Lejos Murat de contribuir con su conducta a ofuscar a los ministros del
rey, obraba de manera que más bien ayudaba al desengaño que a mantener
la lisonjera ilusión. Continuaba siempre en sus tratos con la reina de
Etruria y los reyes padres, no ocupándose en reconocer a Fernando, ni
en hacerle siquiera una visita de mera ceremonia y cumplido. A pesar de
su desvío bastaba que mostrase el menor deseo para que los ministros
del nuevo rey se afanasen por complacerle y servirle. [Marginal:
Entrega de la espada de Francisco I.] Así fue que habiendo manifestado
a Don Pedro Cevallos cuánto le agradaría tener en su poder la espada
de Francisco I depositada en la real armería, le fue al instante
entregada en 4 de abril, siendo llevada con gran pompa y acompañamiento
y presentada por el marqués de Astorga en calidad de caballerizo mayor.

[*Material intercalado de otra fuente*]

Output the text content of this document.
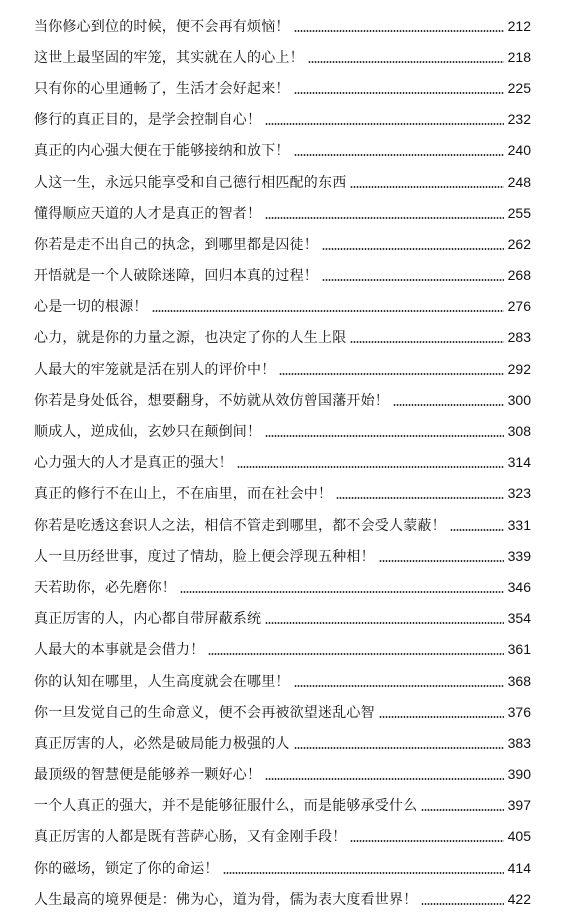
当你修心到位的时候，便不会再有烦恼！	212
这世上最坚固的牢笼，其实就在人的心上！	218
只有你的心里通畅了，生活才会好起来！	225
修行的真正目的，是学会控制自心！	232
真正的内心强大便在于能够接纳和放下！	240
人这一生，永远只能享受和自己德行相匹配的东西	248
懂得顺应天道的人才是真正的智者！	255
你若是走不出自己的执念，到哪里都是囚徒！	262
开悟就是一个人破除迷障，回归本真的过程！	268
心是一切的根源！	276
心力，就是你的力量之源，也决定了你的人生上限	283
人最大的牢笼就是活在别人的评价中！	292
你若是身处低谷，想要翻身，不妨就从效仿曾国藩开始！	300
顺成人，逆成仙，玄妙只在颠倒间！	308
心力强大的人才是真正的强大！	314
真正的修行不在山上，不在庙里，而在社会中！	323
你若是吃透这套识人之法，相信不管走到哪里，都不会受人蒙蔽！	331
人一旦历经世事，度过了情劫，脸上便会浮现五种相！	339
天若助你，必先磨你！	346
真正厉害的人，内心都自带屏蔽系统	354
人最大的本事就是会借力！	361
你的认知在哪里，人生高度就会在哪里！	368
你一旦发觉自己的生命意义，便不会再被欲望迷乱心智	376
真正厉害的人，必然是破局能力极强的人	383
最顶级的智慧便是能够养一颗好心！	390
一个人真正的强大，并不是能够征服什么，而是能够承受什么	397
真正厉害的人都是既有菩萨心肠，又有金刚手段！	405
你的磁场，锁定了你的命运！	414
人生最高的境界便是：佛为心，道为骨，儒为表大度看世界！	422
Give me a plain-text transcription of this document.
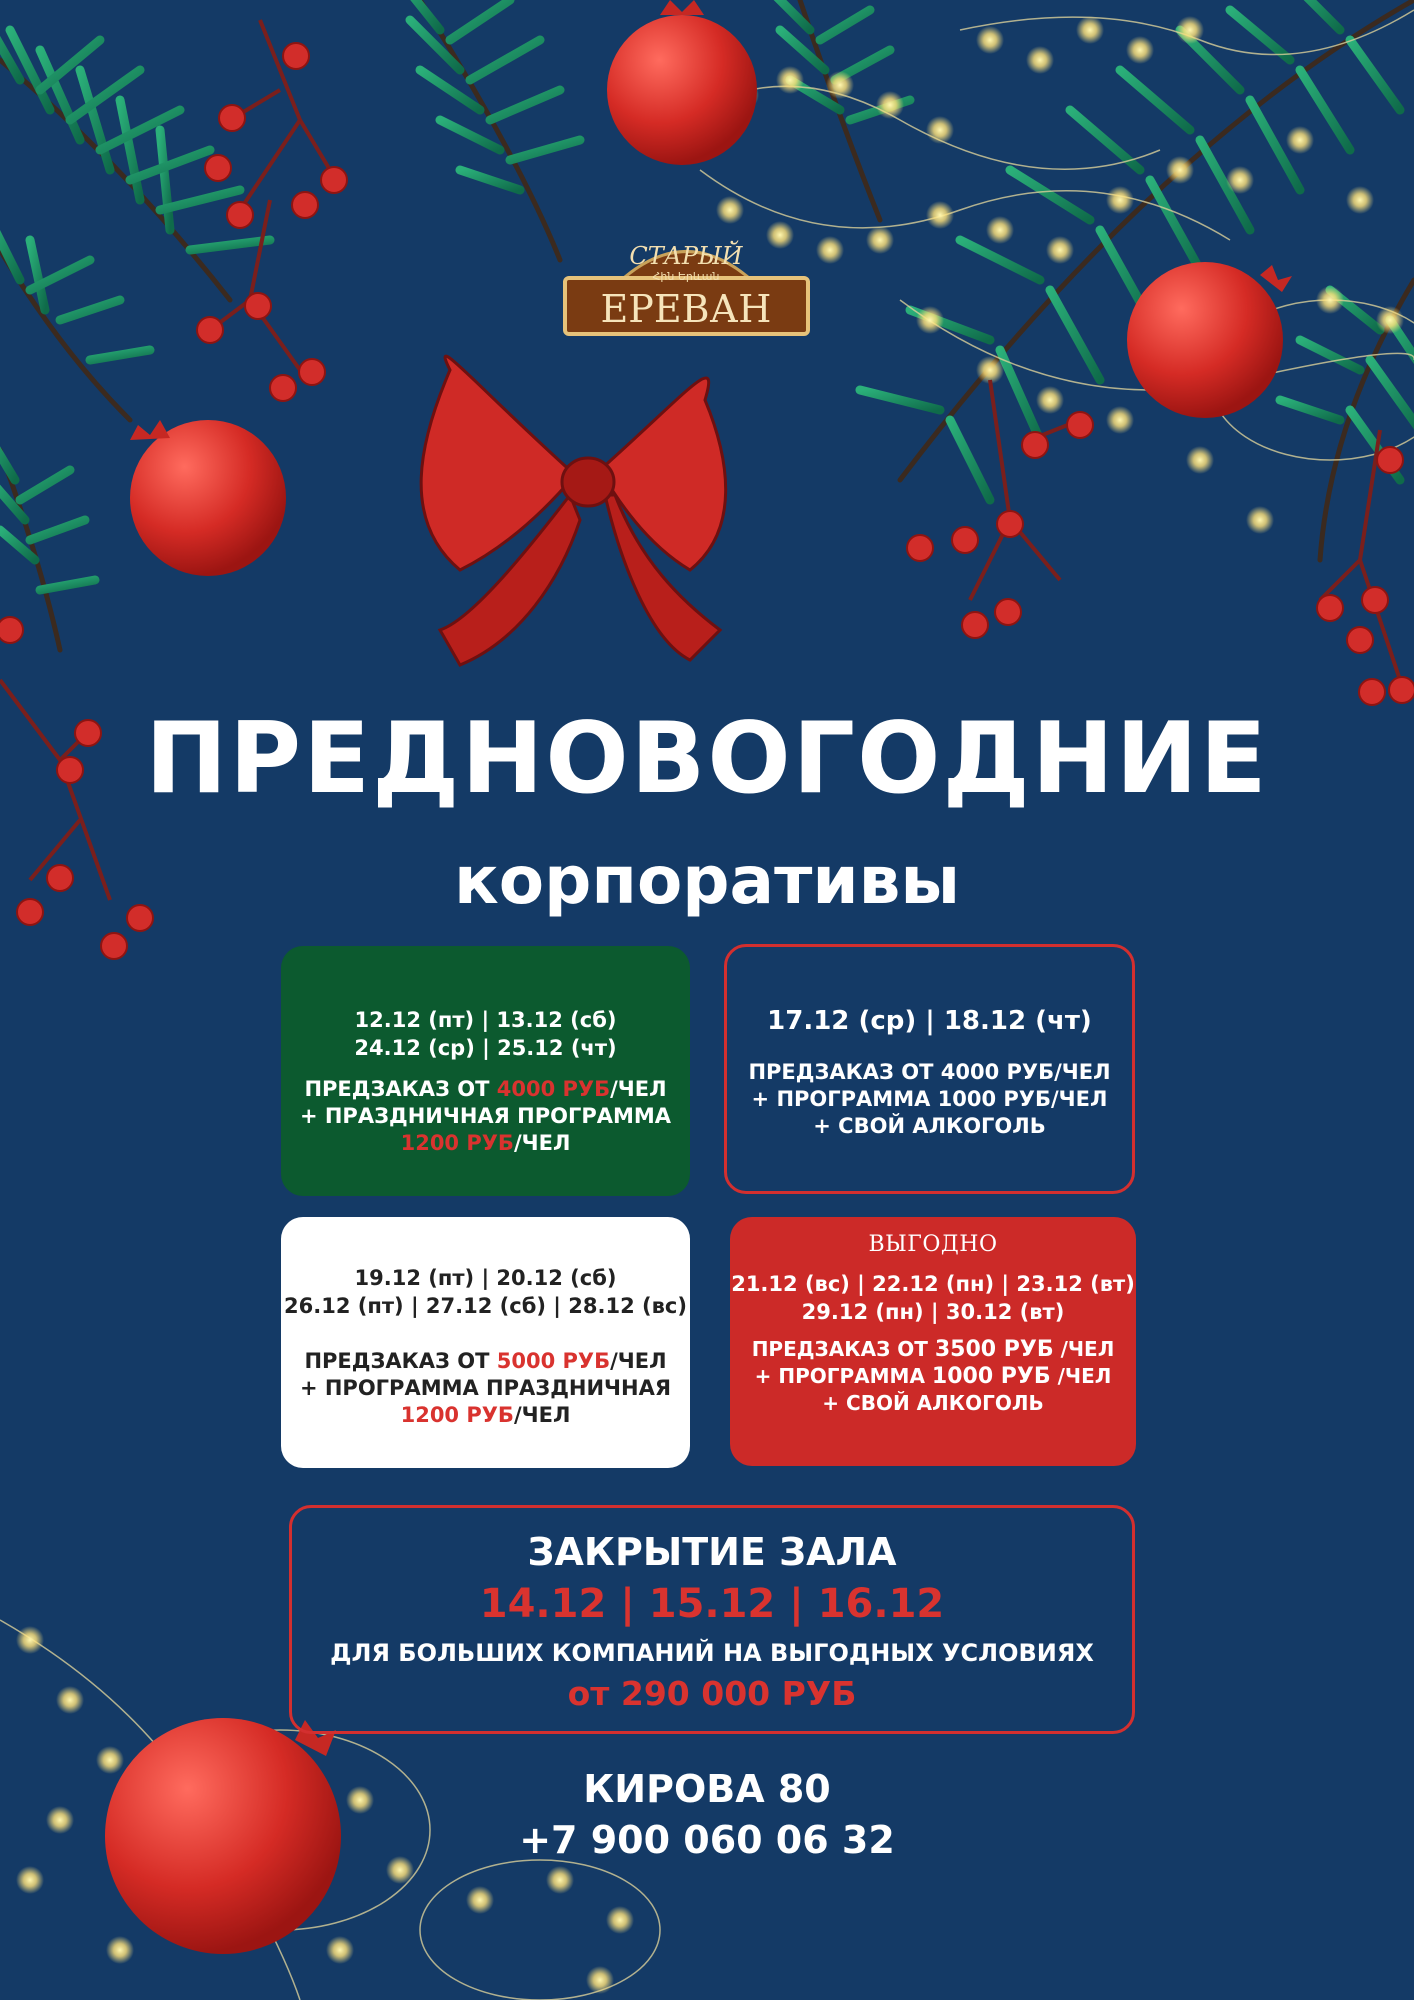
СТАРЫЙ
Հին Երևան
ЕРЕВАН
ПРЕДНОВОГОДНИЕ
корпоративы
12.12 (пт) | 13.12 (сб)
24.12 (ср) | 25.12 (чт)
ПРЕДЗАКАЗ ОТ 4000 РУБ/ЧЕЛ
+ ПРАЗДНИЧНАЯ ПРОГРАММА
1200 РУБ/ЧЕЛ
17.12 (ср) | 18.12 (чт)
ПРЕДЗАКАЗ ОТ 4000 РУБ/ЧЕЛ
+ ПРОГРАММА 1000 РУБ/ЧЕЛ
+ СВОЙ АЛКОГОЛЬ
19.12 (пт) | 20.12 (сб)
26.12 (пт) | 27.12 (сб) | 28.12 (вс)
ПРЕДЗАКАЗ ОТ 5000 РУБ/ЧЕЛ
+ ПРОГРАММА ПРАЗДНИЧНАЯ
1200 РУБ/ЧЕЛ
ВЫГОДНО
21.12 (вс) | 22.12 (пн) | 23.12 (вт)
29.12 (пн) | 30.12 (вт)
ПРЕДЗАКАЗ ОТ 3500 РУБ /ЧЕЛ
+ ПРОГРАММА 1000 РУБ /ЧЕЛ
+ СВОЙ АЛКОГОЛЬ
ЗАКРЫТИЕ ЗАЛА
14.12 | 15.12 | 16.12
ДЛЯ БОЛЬШИХ КОМПАНИЙ НА ВЫГОДНЫХ УСЛОВИЯХ
от 290 000 РУБ
КИРОВА 80
+7 900 060 06 32
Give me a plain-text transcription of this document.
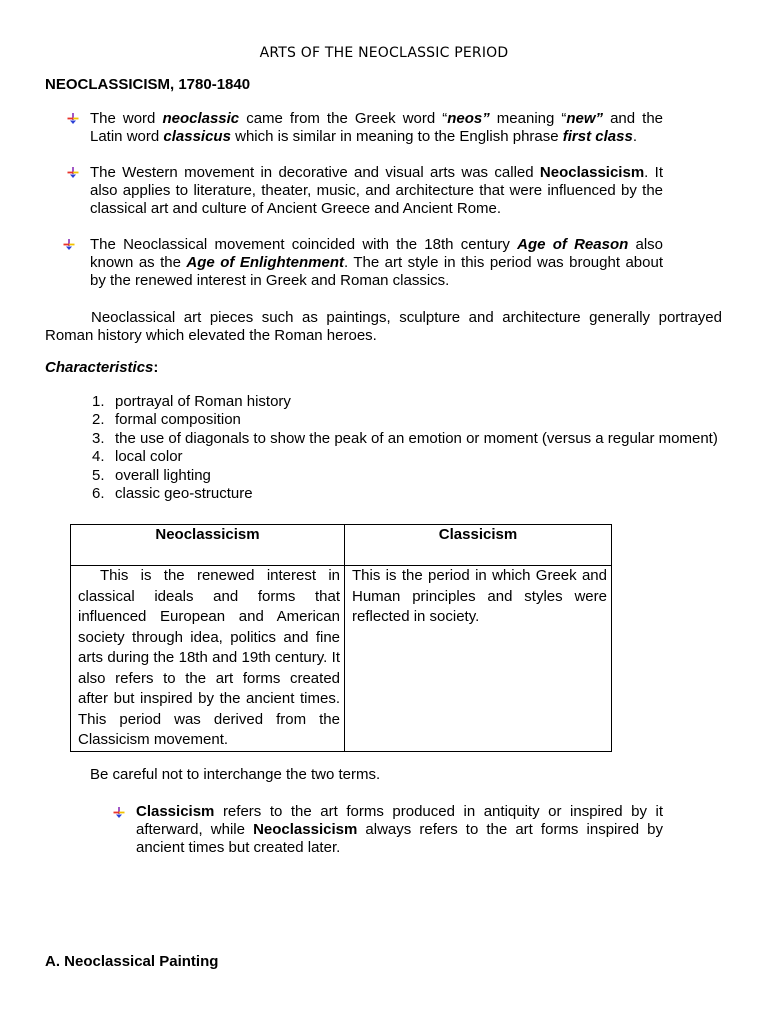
ARTS OF THE NEOCLASSIC PERIOD
NEOCLASSICISM, 1780-1840
The word neoclassic came from the Greek word “neos” meaning “new” and the Latin word classicus which is similar in meaning to the English phrase first class.
The Western movement in decorative and visual arts was called Neoclassicism. It also applies to literature, theater, music, and architecture that were influenced by the classical art and culture of Ancient Greece and Ancient Rome.
The Neoclassical movement coincided with the 18th century Age of Reason also known as the Age of Enlightenment. The art style in this period was brought about by the renewed interest in Greek and Roman classics.
Neoclassical art pieces such as paintings, sculpture and architecture generally portrayed Roman history which elevated the Roman heroes.
Characteristics:
1. portrayal of Roman history
2. formal composition
3. the use of diagonals to show the peak of an emotion or moment (versus a regular moment)
4. local color
5. overall lighting
6. classic geo-structure
Neoclassicism	Classicism
This is the renewed interest in classical ideals and forms that influenced European and American society through idea, politics and fine arts during the 18th and 19th century. It also refers to the art forms created after but inspired by the ancient times. This period was derived from the Classicism movement.	This is the period in which Greek and Human principles and styles were reflected in society.
Be careful not to interchange the two terms.
Classicism refers to the art forms produced in antiquity or inspired by it afterward, while Neoclassicism always refers to the art forms inspired by ancient times but created later.
A. Neoclassical Painting
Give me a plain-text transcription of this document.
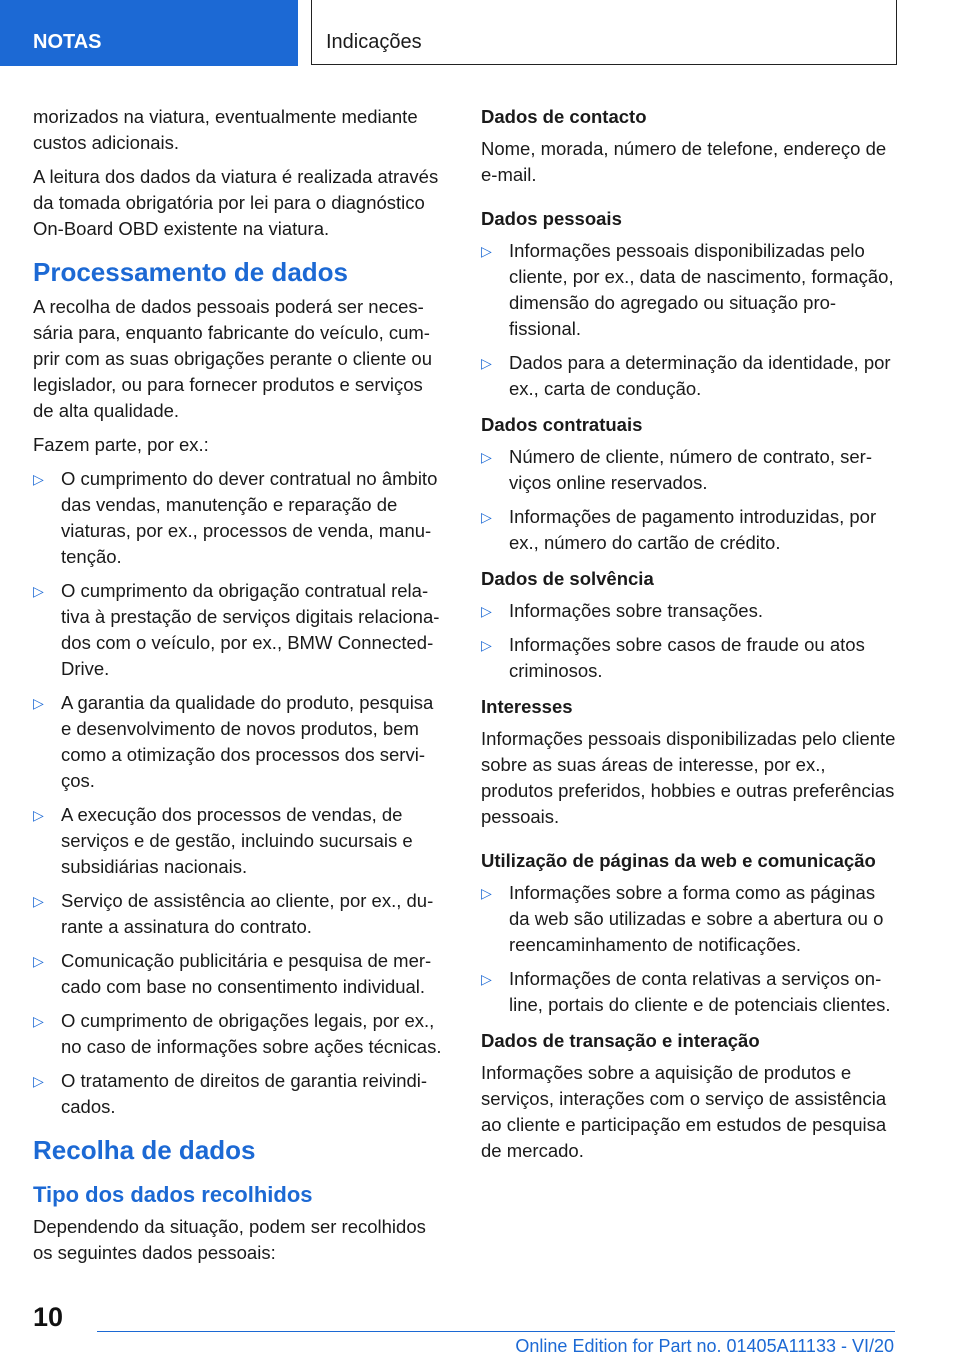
NOTAS	Indicações

morizados na viatura, eventualmente mediante custos adicionais.

A leitura dos dados da viatura é realizada através da tomada obrigatória por lei para o diagnóstico On-Board OBD existente na viatura.

Processamento de dados

A recolha de dados pessoais poderá ser necessária para, enquanto fabricante do veículo, cumprir com as suas obrigações perante o cliente ou legislador, ou para fornecer produtos e serviços de alta qualidade.

Fazem parte, por ex.:

▷ O cumprimento do dever contratual no âmbito das vendas, manutenção e reparação de viaturas, por ex., processos de venda, manutenção.
▷ O cumprimento da obrigação contratual relativa à prestação de serviços digitais relacionados com o veículo, por ex., BMW ConnectedDrive.
▷ A garantia da qualidade do produto, pesquisa e desenvolvimento de novos produtos, bem como a otimização dos processos dos serviços.
▷ A execução dos processos de vendas, de serviços e de gestão, incluindo sucursais e subsidiárias nacionais.
▷ Serviço de assistência ao cliente, por ex., durante a assinatura do contrato.
▷ Comunicação publicitária e pesquisa de mercado com base no consentimento individual.
▷ O cumprimento de obrigações legais, por ex., no caso de informações sobre ações técnicas.
▷ O tratamento de direitos de garantia reivindicados.
Recolha de dados
Tipo dos dados recolhidos

Dependendo da situação, podem ser recolhidos os seguintes dados pessoais:

Dados de contacto

Nome, morada, número de telefone, endereço de e-mail.

Dados pessoais
▷ Informações pessoais disponibilizadas pelo cliente, por ex., data de nascimento, formação, dimensão do agregado ou situação profissional.
▷ Dados para a determinação da identidade, por ex., carta de condução.
Dados contratuais
▷ Número de cliente, número de contrato, serviços online reservados.
▷ Informações de pagamento introduzidas, por ex., número do cartão de crédito.
Dados de solvência
▷ Informações sobre transações.
▷ Informações sobre casos de fraude ou atos criminosos.
Interesses

Informações pessoais disponibilizadas pelo cliente sobre as suas áreas de interesse, por ex., produtos preferidos, hobbies e outras preferências pessoais.

Utilização de páginas da web e comunicação
▷ Informações sobre a forma como as páginas da web são utilizadas e sobre a abertura ou o reencaminhamento de notificações.
▷ Informações de conta relativas a serviços online, portais do cliente e de potenciais clientes.
Dados de transação e interação

Informações sobre a aquisição de produtos e serviços, interações com o serviço de assistência ao cliente e participação em estudos de pesquisa de mercado.

10
Online Edition for Part no. 01405A11133 - VI/20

Al par que en sus anteriores procedimientos se portó en este paso el
gobierno español débil y sumisamente, el francés dejó ver estrecheza
de ánimo en una demanda ajena de una nación famosa por sus hazañas y
glorias militares, como si los triunfos de Pavía y el inmortal trofeo
ganado en buena guerra, y que adquirieron a España sus ilustres hijos
Diego de Ávila y Juan de Urbieta pudieran nunca borrarse de la memoria
de la posteridad.
[Marginal: Carta de Napoleón a Murat: viaje del infante Don Carlos. (*
Ap. n. 2-14.)]
Napoleón no estaba del todo satisfecho de la conducta de Murat. En una
carta que le escribió en 29 de marzo le manifestaba sus temores, y con
diestra y profunda mano le trazaba cuanto había complicado los negocios
el acontecimiento de Aranjuez.[*] Este documento si fue escrito
del modo que después se ha publicado, muestra el acertado tino y
extraordinaria previsión del emperador francés, y que la precipitación
y equivocados informes de Murat perjudicaron muy mucho al pronto y
feliz éxito de su empresa. Sin embargo además de las instrucciones
que aparecen por la citada carta, debió de haber otras por el mismo
tiempo que indicasen o expresasen más claramente la idea de llevar a
Francia los príncipes de la real familia; pues Murat siguiendo en aquel
propósito y no atreviéndose a insistir inmediatamente en sus anteriores
insinuaciones de que Fernando fuese al encuentro de Napoleón, propuso
como muy oportuna la salida al efecto del infante Don Carlos, en lo
cual conviniendo sin dificultad la corte, partió el infante el 5 de
abril. No habían pasado muchos días ni aun tal vez horas cuando Murat
poco a poco volvió a renovar sus ruegos para que el rey Fernando se
pusiese también en camino y halagase con tan amistoso paso a su amigo
el emperador Napoleón. El embajador francés apoyaba lo mismo y con
particular eficacia, habiendo en fin claramente descubierto que la
política de su amo en los asuntos de España era muy otra de la que
antes se había figurado.
Pero viendo el rey Fernando que su hermano el infante no había
encontrado en Burgos a Napoleón y proseguía adelante sin saber cuál
sería el término de su viaje, vacilaba todavía en su resolución.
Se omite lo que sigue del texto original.